The delegate considered the following regarding this proposal:

  • Scheduling proposal
  • ACCS advice
  • Section 52E of the Therapeutic Goods Act 1989
  • Scheduling Policy Framework (SPF 2015)
  • Other relevant information

Delegate's interim decision

The delegate's interim decision is to create a new Appendix B entry for Bacillus amyloliquefaciens QST 713, with an index cross reference for Bacillus subtilis Strain QST 713. The proposed Schedule entry is as follows:

Appendix B – New Entry

BACILLUS AMYLOLIQUEFACIENS STRAIN QST 713.

Reason for Entry – a, low toxicity

Area of Use – 1.3, fungicide

Index – New Entry

BACILLUS AMYLOLIQUEFACIENS STRAIN QST 713
cross reference: BACILLUS SUBTILIS STRAIN QST 713

The proposed implementation date is 1 February 2018, as this is the earliest possible implementation date.

The matters under subsection 52E(1) of the Therapeutic Goods Act 1989 considered relevant by the delegate included: (a) the risks and benefits of the use of a substance; and (c) the toxicity of a substance.

The reasons for the interim decision are:

  • The risks posed by Bacillus amyloliquefaciens strain QST 713 are very low.
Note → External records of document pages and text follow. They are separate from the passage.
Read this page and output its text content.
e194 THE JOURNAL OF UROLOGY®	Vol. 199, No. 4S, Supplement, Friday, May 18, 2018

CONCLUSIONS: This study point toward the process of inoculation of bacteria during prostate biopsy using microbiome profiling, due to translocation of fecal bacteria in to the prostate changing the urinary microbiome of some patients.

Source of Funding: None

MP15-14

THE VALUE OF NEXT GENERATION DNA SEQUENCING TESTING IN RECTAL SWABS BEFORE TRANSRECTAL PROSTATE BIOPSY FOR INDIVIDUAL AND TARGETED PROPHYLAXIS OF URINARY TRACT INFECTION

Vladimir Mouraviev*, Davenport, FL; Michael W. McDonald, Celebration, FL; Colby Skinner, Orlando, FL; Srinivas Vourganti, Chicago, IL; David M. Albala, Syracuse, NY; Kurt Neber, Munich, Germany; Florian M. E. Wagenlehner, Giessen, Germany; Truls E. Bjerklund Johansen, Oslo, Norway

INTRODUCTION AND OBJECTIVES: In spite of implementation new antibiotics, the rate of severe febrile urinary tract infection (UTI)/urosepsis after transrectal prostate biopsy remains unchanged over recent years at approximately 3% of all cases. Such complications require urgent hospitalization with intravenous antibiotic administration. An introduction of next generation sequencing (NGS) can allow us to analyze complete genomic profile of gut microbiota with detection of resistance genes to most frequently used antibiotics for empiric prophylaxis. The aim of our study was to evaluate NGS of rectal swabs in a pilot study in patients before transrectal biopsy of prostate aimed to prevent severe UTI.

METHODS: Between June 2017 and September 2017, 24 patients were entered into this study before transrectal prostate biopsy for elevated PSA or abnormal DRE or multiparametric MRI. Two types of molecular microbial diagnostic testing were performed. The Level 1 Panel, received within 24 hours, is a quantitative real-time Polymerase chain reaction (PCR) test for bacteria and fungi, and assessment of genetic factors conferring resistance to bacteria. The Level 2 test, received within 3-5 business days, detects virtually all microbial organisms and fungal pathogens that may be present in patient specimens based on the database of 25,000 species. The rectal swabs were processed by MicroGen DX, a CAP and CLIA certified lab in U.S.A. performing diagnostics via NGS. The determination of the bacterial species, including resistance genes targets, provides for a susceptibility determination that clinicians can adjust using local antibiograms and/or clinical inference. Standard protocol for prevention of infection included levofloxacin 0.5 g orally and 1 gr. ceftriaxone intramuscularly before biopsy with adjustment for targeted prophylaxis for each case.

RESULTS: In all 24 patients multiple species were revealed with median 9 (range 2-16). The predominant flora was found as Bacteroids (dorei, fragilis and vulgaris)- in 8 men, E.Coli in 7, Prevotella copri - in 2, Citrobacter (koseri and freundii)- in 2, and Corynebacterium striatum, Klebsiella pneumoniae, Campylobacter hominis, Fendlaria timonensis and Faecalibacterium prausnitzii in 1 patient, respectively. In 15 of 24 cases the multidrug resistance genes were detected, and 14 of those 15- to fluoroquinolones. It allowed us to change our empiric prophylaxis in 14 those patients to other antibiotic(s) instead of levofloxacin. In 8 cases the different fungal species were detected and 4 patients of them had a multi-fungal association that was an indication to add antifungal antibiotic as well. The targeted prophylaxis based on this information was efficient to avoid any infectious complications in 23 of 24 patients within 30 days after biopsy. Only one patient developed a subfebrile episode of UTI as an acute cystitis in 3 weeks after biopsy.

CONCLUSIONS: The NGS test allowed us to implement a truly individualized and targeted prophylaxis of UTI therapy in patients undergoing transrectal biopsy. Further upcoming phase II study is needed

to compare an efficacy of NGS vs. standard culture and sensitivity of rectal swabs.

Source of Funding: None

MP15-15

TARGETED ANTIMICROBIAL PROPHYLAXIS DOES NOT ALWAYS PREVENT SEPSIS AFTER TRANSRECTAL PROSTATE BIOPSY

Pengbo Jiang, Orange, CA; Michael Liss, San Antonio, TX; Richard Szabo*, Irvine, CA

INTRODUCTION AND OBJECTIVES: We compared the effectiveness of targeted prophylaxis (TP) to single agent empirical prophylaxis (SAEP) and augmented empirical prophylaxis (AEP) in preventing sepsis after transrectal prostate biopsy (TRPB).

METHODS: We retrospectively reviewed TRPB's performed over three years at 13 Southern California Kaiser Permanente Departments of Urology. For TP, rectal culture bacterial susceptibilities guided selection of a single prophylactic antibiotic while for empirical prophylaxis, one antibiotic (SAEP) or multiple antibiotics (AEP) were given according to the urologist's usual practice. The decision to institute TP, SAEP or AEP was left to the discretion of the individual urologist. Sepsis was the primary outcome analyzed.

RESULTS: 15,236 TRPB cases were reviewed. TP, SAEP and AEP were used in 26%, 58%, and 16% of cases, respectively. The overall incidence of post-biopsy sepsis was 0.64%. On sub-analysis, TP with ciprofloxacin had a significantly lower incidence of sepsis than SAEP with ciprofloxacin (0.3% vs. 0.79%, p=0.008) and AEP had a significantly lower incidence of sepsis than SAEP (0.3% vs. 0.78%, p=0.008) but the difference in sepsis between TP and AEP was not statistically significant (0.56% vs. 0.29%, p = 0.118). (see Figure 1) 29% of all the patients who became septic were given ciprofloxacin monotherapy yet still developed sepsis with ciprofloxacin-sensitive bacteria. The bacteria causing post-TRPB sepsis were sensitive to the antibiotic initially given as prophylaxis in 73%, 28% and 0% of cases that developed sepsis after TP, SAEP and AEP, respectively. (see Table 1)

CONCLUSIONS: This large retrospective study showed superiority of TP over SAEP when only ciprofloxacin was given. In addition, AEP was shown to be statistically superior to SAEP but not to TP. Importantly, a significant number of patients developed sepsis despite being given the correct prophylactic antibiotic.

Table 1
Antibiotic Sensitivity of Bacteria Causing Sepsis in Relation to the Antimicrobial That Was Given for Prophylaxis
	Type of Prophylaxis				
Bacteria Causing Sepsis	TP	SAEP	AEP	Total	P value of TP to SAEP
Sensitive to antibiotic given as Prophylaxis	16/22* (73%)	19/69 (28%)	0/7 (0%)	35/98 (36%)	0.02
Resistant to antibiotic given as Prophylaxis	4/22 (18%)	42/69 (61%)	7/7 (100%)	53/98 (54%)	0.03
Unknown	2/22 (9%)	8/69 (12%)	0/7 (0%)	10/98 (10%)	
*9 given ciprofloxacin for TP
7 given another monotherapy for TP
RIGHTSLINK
There may be a small risk to groups susceptible to infection.
  • There are a range of benefits for preventing fungal disease in certain food crops.
  • Bacillus amyloliquefaciens is a naturally occurring microorganism with very low infectivity, low pathogenicity and a low risk of causing skin irritancy. The risk is mitigated by personal protective equipment worn on mixing/loading and application in accord with APVMA labels.
  • Worker data shows that Bacillus amyloliquefaciens strain QST 713 is unlikely to be a respiratory sensitiser.